RS-RFO Produces Geometry Convergence Problems for Constrained Optimization Scan

I’ve been attempting a constrained optimization scan along a bond formation coordinate. With a step size of 0.01 A, I observe that the steps of the scan do not converge unless I use and periodically update a hessian, and even then convergence can take over 120 iterations. Both of these effects appear to be due to optking taking a step of much larger magnitude than those immediately before, increasing the gradient, after the sudden use of RS-RFO with large values of alpha. I see trouble when it exceeds 30, and it often exceeds 1000 in my computations.

For my first attempt at a scan, I used no initial hessians.

Point 1 converges in 9 steps. The gradient measures increase at steps 7 and 8, but there may not be anything that can be done about this.
Point 2 converges in 34 steps. We see a large gradient increase on steps 3, 12, and 32. The gradient also increases for five consecutive iterations after step 16. Steps 3 and 32 are right after the use of RS-RFO. The RS-RFO before step 3 has alpha of 33.57304, and the RS-RFO before step 32 has alpha of 1909.49410. This seems rather large. I can’t see anything amonalous from the output file about step 12. Step 16 is where suddenly, several RFO roots need to be rejected.
Point 3 would not converge even after 306 steps.
We see RS-RFO used on iteration 2 with alpha of 22.7. On the next step, the gradient increases by an order of magnitude.
We see RS-RFO used on iteration 3 with alpha of 2.79. On the next step, the gradient decreases by an order of magnitude. Note that the alpha is much smaller this time.
We see RS-RFO used on iteration 24 with alpha of 1029. On the next step, the gradient increases by about a factor of 30.
We see RS-RFO used on iteration 25 with alpha of 1039. On the next step, the gradient doubles.
We see RS-RFO used yet again on iteration 26 with alpha of 1629. On the next step, the gradient doesn’t change much.
We see RS-RFO used yet again on iteration 27 with alpha of 910. The gradient doubles again, bringing us to the 10^-2 order of magnitude. We were around 10^-5 when we started this consecutive chain of RS-RFO.
It keeps using RS-RFO and not getting much of anywhere for a couple more iterations.
We see RS-RFO used on iteration 46 with alpha of 1907. On the next step, the gradient increases by an order of magnitude.

I can continue, but I think the point is pretty clear: RS-RFO with large alpha is a problem for this optimization. Is there something that can be done to cure these convergence problems?

You can access the output for scan one here. The output file for scan 2, I can supply if you’d like. It’s much of the same, but it’s currently over 2 million lines.

@Rollin_King

This is a great test case. I will look at it in detail (probably tomorrow).

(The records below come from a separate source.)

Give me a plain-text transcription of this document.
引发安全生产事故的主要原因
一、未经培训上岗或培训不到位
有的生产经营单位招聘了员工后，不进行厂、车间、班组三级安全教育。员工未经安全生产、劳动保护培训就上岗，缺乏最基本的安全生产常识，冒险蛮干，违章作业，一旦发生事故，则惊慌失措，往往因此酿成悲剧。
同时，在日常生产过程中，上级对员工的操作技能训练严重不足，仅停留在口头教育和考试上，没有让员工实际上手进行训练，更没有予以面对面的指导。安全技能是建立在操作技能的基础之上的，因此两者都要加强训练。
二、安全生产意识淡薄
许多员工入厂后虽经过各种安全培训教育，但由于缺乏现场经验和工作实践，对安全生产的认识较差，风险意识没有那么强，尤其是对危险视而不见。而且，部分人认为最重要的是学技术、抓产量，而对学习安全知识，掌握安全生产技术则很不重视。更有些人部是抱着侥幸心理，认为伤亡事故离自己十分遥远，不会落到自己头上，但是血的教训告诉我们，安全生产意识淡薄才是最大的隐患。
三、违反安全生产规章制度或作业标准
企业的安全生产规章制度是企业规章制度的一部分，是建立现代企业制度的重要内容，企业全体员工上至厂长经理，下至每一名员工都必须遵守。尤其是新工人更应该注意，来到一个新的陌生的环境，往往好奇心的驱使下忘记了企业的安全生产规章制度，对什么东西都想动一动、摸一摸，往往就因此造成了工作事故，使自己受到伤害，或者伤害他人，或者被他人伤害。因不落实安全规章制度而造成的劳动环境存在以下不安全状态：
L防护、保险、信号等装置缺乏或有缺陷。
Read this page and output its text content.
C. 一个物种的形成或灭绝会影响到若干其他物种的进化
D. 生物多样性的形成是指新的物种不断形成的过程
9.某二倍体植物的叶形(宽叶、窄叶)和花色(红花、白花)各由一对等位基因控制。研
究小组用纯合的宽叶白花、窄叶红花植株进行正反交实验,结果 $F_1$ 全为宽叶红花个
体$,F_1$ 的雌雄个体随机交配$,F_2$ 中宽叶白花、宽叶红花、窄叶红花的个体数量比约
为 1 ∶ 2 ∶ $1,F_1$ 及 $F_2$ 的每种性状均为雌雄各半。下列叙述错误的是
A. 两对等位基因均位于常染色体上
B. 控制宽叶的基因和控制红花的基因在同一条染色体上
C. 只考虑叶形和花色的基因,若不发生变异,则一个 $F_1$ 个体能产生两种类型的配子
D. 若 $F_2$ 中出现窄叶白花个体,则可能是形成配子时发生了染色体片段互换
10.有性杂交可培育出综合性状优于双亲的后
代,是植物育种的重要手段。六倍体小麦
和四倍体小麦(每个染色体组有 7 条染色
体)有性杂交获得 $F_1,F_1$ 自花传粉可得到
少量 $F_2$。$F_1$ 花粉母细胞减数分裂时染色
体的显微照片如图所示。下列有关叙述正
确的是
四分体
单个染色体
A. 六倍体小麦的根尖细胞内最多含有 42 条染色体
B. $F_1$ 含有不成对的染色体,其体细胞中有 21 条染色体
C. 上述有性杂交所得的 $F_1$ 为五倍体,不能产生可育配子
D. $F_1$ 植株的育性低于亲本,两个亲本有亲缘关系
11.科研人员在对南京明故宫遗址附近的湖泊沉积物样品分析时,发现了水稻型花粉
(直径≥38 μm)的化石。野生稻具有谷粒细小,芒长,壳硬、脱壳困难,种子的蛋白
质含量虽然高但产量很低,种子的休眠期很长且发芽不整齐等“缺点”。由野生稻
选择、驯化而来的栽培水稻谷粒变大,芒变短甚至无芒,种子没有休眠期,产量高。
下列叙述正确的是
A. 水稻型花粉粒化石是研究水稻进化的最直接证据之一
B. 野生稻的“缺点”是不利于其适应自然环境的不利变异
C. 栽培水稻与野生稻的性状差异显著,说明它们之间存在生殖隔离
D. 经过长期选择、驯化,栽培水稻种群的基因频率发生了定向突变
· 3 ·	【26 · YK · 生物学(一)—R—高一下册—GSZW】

The implemented algorithm to apply a non-satisfied constraint (fixed distance in this case) is a very primitive one. There is a harmonic potential added along the fixed coordinate with a corresponding force constant that is increased with each iteration. You can beef up this force more quickly using, e.g.,

fixed_coord_force_constant = 2.0

However, in this case the problem may not be the arbitrary, additional force. This system has hydrogen bonds in a dimer - along with their angular low-energy motions. This will never be easy.

If you set

simple_step_scaling = True

then the restricted-step RFO will not be used. Instead the RFO step sizes will simply be scaled down. In my very limited testing this performed very marginally better than the ‘proper’ RS-RFO step in this case. Once the step sizes are small (<0.1au is initial default), neither restriction is in effect. I tried the Newton-Raphson step

step_type = NR

and it behaved very similarly. There is steepest-descent code which may be good as a last resort. I haven’t tried it out in awhile, and it will typically take many iterations.

In conclusion, you can try simple_step_scaling to see if the iterative solution for alpha in RS-RFO is the problem. And you can try N-R steps, to see if the RFO equations are the problem. And if you are still struggling to converge, then the problem is probably just searching a near planar subsurface with a quadratic method.

I knew hydrogen bonds wouldn’t be easy, but I had forgotten they could be this bad.

Thanks for the advice. My system has thrown more pathologies at me, so I’m changing tactics from the original scan, but I’ll likely come back to the scan before long. I’ll report back with how those recommendations work.